By Annalise Haigh

In the midst of a crisis, nothing stands out more than strong, smart and agile leadership.  So, although the Coronavirus is impacting all of us in Asia and the rest of the world, we can also take this opportunity to embrace and drive the change – look at your legal operating model and avoid the doom loop.  Yes, you’re being asked to reduce costs to support the business through these very challenging times, but it’s also times like these that can completely change the way you do things… for the better.  In the words of Tay Tay, it’s your legal department’s time to  “shake it off”.

The Coronavirus “Crisis cycle”

The “crisis cycle” represents the impacts and actions that occur during a crisis and their follow-on effects. Although distressing at times, these actions can also create opportunities for the better.  The Coronavirus crisis cycle is fairly similar to a financial downturn, except for the WFH component, which adds an extra layer of complexity/opportunity to your business.  Below is an overview of some of the impacts of the Coronavirus on your business practices and how you can optimise these events for long term success.

  1. Budget cuts = more for less

The market was already aware that a downturn was on the horizon, but now we can say with 100% certainty that the recession has begun.  Budget cuts are being requested.  For a legal department, the supply chain review is an important process.  It’s something that should be done yearly, but it can be pushed down the list depending on priorities.  When budgets are being cut – it’s the optimal time to do a review – internal, external, support resources/tech.  One of the biggest spends for legal is external – does your supply chain strategically optimise alternative legal service providers, law firms and LegalTech?  If it does not, then you should – ALSPs costs can be up to 50% less than those of most traditional law firms.  What is your spend on legal operations – internal and external?  Even the most basic internal process review can see efficiency increases of up 15% – 30%.

  1. Pivot strategic goals

If you’re changing your budget, then no doubt you’ll also need to review your strategic goals for the year.  The budget and strategic goals’ review go hand-in-hand.  It is counter-intuitive to many to take on new projects in a downturn, but the review of the supply chain (assuming the bulk of it goes to external spend), may end up giving you quite a bit of ‘wiggle room’ to try things you couldn’t justify before because it wasn’t necessarily broken.  Now is the time to implement more efficient processes, try new suppliers which are not only cost effective, but also often strategically more aligned to your business.

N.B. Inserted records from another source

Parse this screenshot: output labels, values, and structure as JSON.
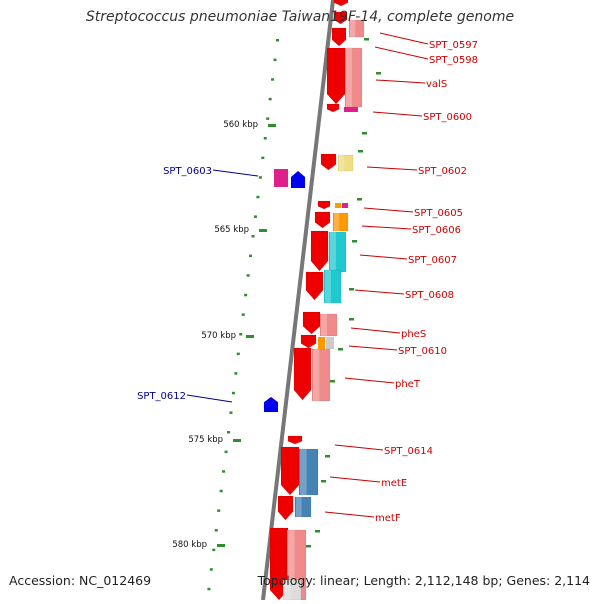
{
  "title": "Streptococcus pneumoniae Taiwan19F-14, complete genome",
  "footer": {
    "accession": "Accession: NC_012469",
    "summary": "Topology: linear; Length: 2,112,148 bp; Genes: 2,114"
  },
  "colors": {
    "backbone": "#777777",
    "tick": "#2f8f2f",
    "label_forward": "#cc0000",
    "label_reverse": "#00008b",
    "gene_red": "#ee0000",
    "pink": "#f08a8a",
    "cyan": "#20c8d0",
    "steel": "#4682b4",
    "orange": "#ff9900",
    "khaki": "#eedd82",
    "magenta": "#e0208a",
    "blue": "#0000ee"
  },
  "scale_labels": [
    "560 kbp",
    "565 kbp",
    "570 kbp",
    "575 kbp",
    "580 kbp"
  ],
  "gene_labels": [
    "SPT_0597",
    "SPT_0598",
    "valS",
    "SPT_0600",
    "SPT_0602",
    "SPT_0603",
    "SPT_0605",
    "SPT_0606",
    "SPT_0607",
    "SPT_0608",
    "pheS",
    "SPT_0610",
    "pheT",
    "SPT_0612",
    "SPT_0614",
    "metE",
    "metF"
  ]
}
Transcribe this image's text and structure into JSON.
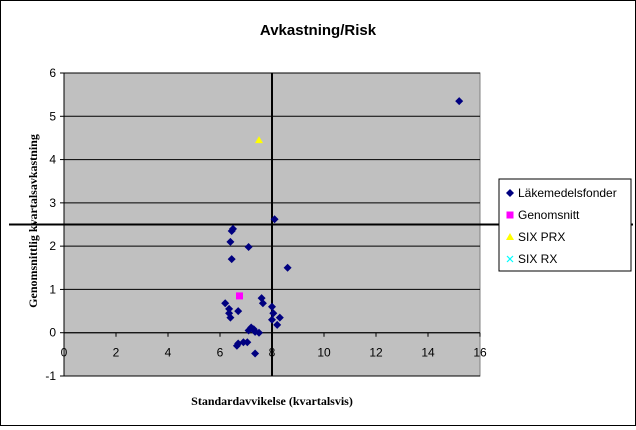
{
  "chart_data": {
    "type": "scatter",
    "title": "Avkastning/Risk",
    "xlabel": "Standardavvikelse (kvartalsvis)",
    "ylabel": "Genomsnittlig kvartalsavkastning",
    "xlim": [
      0,
      16
    ],
    "ylim": [
      -1,
      6
    ],
    "x_ticks": [
      "0",
      "2",
      "4",
      "6",
      "8",
      "10",
      "12",
      "14",
      "16"
    ],
    "y_ticks": [
      "-1",
      "0",
      "1",
      "2",
      "3",
      "4",
      "5",
      "6"
    ],
    "grid": "horizontal",
    "plot_background": "#c0c0c0",
    "legend_position": "right",
    "reference_lines": {
      "x": 8.0,
      "y": 2.5
    },
    "series": [
      {
        "name": "Läkemedelsfonder",
        "color": "#000080",
        "marker": "diamond",
        "points": [
          [
            15.2,
            5.35
          ],
          [
            8.1,
            2.62
          ],
          [
            6.5,
            2.4
          ],
          [
            6.45,
            2.35
          ],
          [
            6.4,
            2.1
          ],
          [
            7.1,
            1.98
          ],
          [
            6.45,
            1.7
          ],
          [
            8.6,
            1.5
          ],
          [
            7.6,
            0.8
          ],
          [
            7.65,
            0.68
          ],
          [
            6.2,
            0.68
          ],
          [
            6.35,
            0.55
          ],
          [
            8.0,
            0.6
          ],
          [
            6.7,
            0.5
          ],
          [
            6.35,
            0.45
          ],
          [
            8.05,
            0.45
          ],
          [
            8.3,
            0.35
          ],
          [
            6.4,
            0.35
          ],
          [
            8.0,
            0.3
          ],
          [
            8.2,
            0.18
          ],
          [
            7.2,
            0.12
          ],
          [
            7.3,
            0.08
          ],
          [
            7.1,
            0.05
          ],
          [
            7.35,
            0.02
          ],
          [
            7.5,
            0.0
          ],
          [
            6.9,
            -0.22
          ],
          [
            7.05,
            -0.22
          ],
          [
            6.7,
            -0.25
          ],
          [
            6.65,
            -0.3
          ],
          [
            7.35,
            -0.48
          ]
        ]
      },
      {
        "name": "Genomsnitt",
        "color": "#ff00ff",
        "marker": "square",
        "points": [
          [
            6.75,
            0.85
          ]
        ]
      },
      {
        "name": "SIX PRX",
        "color": "#ffff00",
        "marker": "triangle",
        "points": [
          [
            7.5,
            4.45
          ]
        ]
      },
      {
        "name": "SIX RX",
        "color": "#00ffff",
        "marker": "x",
        "points": []
      }
    ]
  }
}
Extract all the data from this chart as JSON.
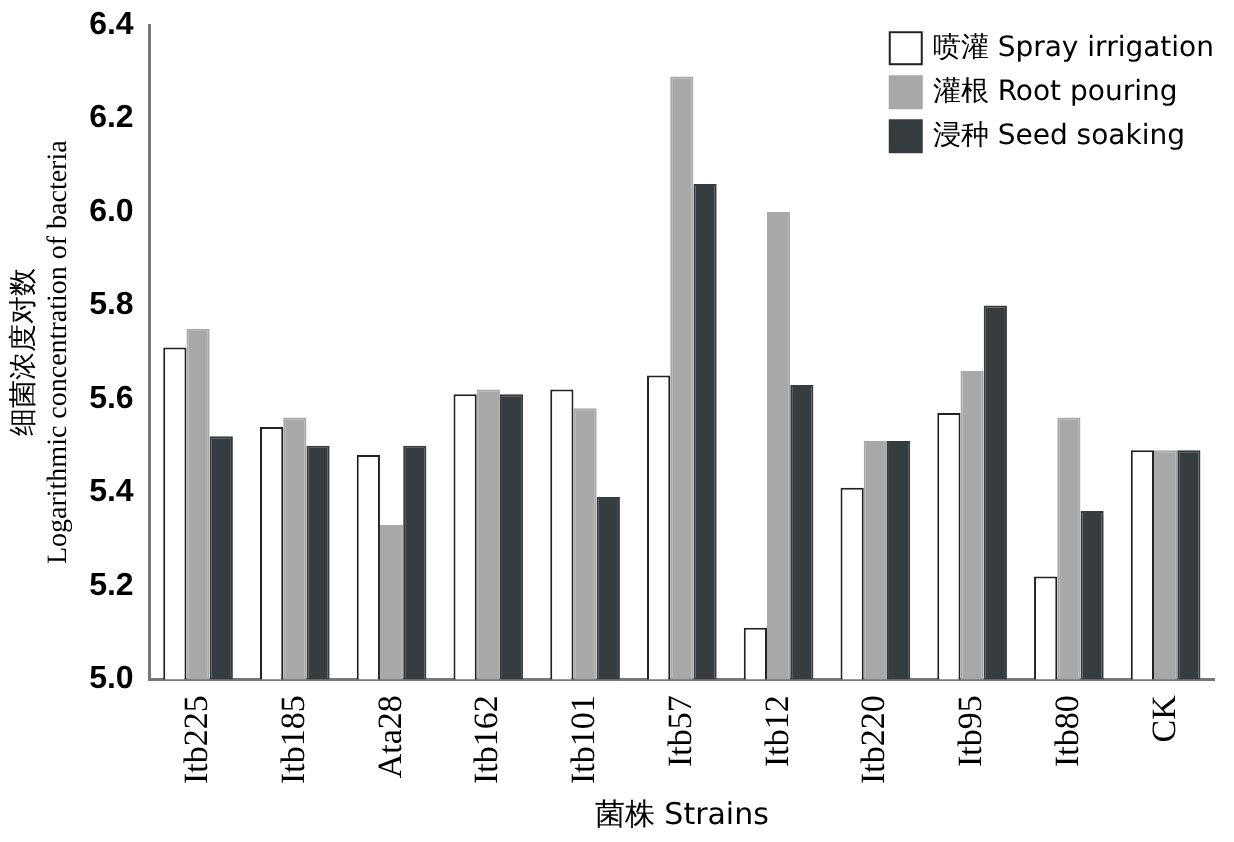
{
  "chart_data": {
    "type": "bar",
    "xlabel": "菌株 Strains",
    "ylabel": "细菌浓度对数\nLogarithmic concentration of bacteria",
    "categories": [
      "Itb225",
      "Itb185",
      "Ata28",
      "Itb162",
      "Itb101",
      "Itb57",
      "Itb12",
      "Itb220",
      "Itb95",
      "Itb80",
      "CK"
    ],
    "series": [
      {
        "name": "喷灌 Spray irrigation",
        "color": "#ffffff",
        "values": [
          5.71,
          5.54,
          5.48,
          5.61,
          5.62,
          5.65,
          5.11,
          5.41,
          5.57,
          5.22,
          5.49
        ]
      },
      {
        "name": "灌根 Root pouring",
        "color": "#a8a8a8",
        "values": [
          5.75,
          5.56,
          5.33,
          5.62,
          5.58,
          6.29,
          6.0,
          5.51,
          5.66,
          5.56,
          5.49
        ]
      },
      {
        "name": "浸种 Seed soaking",
        "color": "#363c3f",
        "values": [
          5.52,
          5.5,
          5.5,
          5.61,
          5.39,
          6.06,
          5.63,
          5.51,
          5.8,
          5.36,
          5.49
        ]
      }
    ],
    "ylim": [
      5.0,
      6.4
    ],
    "yticks": [
      {
        "value": 5.0,
        "label": "5.0"
      },
      {
        "value": 5.2,
        "label": "5.2"
      },
      {
        "value": 5.4,
        "label": "5.4"
      },
      {
        "value": 5.6,
        "label": "5.6"
      },
      {
        "value": 5.8,
        "label": "5.8"
      },
      {
        "value": 6.0,
        "label": "6.0"
      },
      {
        "value": 6.2,
        "label": "6.2"
      },
      {
        "value": 6.4,
        "label": "6.4"
      }
    ],
    "grid": false,
    "legend": "top right"
  }
}
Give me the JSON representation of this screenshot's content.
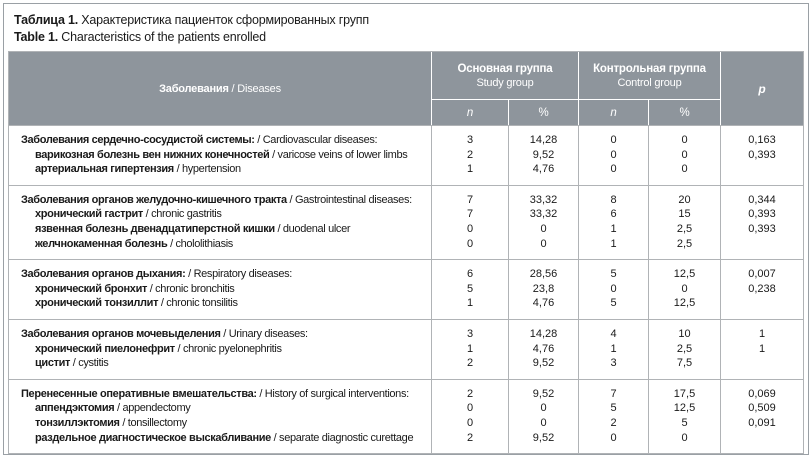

  1. Work from Home or “WFH”

WFH seems to be the acronym on everyone’s lips.  There is a general fear that WFH equals reduction on productivity.  This is not necessarily the case.  In fact, if you get your practices right it’s more likely to lead to an increase in productivity.  Big consulting firms have been utilising WFH successfully for years, and so have many other industries.   WFH, done well, not only increases productivity but it also reduces per person costs on rent.  A 2-year Stanford University study confirmed this and there are many more studies with the same results.  The key to successful WFH is clear deliverables, timeframes, virtual team catch ups and trust!

  1. Capacity stuck

You’re not only dealing with budget cuts, you’re also on a headcount freeze. Employees are taking unpaid leave packages, perhaps even layoffs, but you’re still being asked to continue BAU and implement your projects/strategies.  The way we work is changing, as is the way we get work done.  In your supplier change and strategy review you might have discovered better strategic alignment for certain projects – managed services could be a great solution.

  1. Cut the fat

Back to legal operations, a value review of your processes is essential when you’re streamlining.  It could be crucial to preventing your layoffs, bringing some of your external work in-house.  However, unless you do the reviews, you won’t know where you have room to cut.  It could be as simple as identifying repetitive/low value work and automated processes through tools such as SharePoint.  Or it could be the adoption of playbooks or outsourcing to a cost-effective third-party provider. Or any combination of these – there’s no one size fits all approach. Take the time to do the reviews to ensure that you can capitalise on the improvements and greater efficiency – it’s worth it.

  1. Business as usual (BAU!)

And to finish the cycle, these crisis moments, if optimised even to the slightest extent, will become part of your BAU, because you’ll have learned how to run your business better.  You’ll ultimately be a be a higher functioning legal team.  When we can see a light at the end of the tunnel, you’ll be well on your way to be the support that the business needs to combat the impacts of the crisis cycle.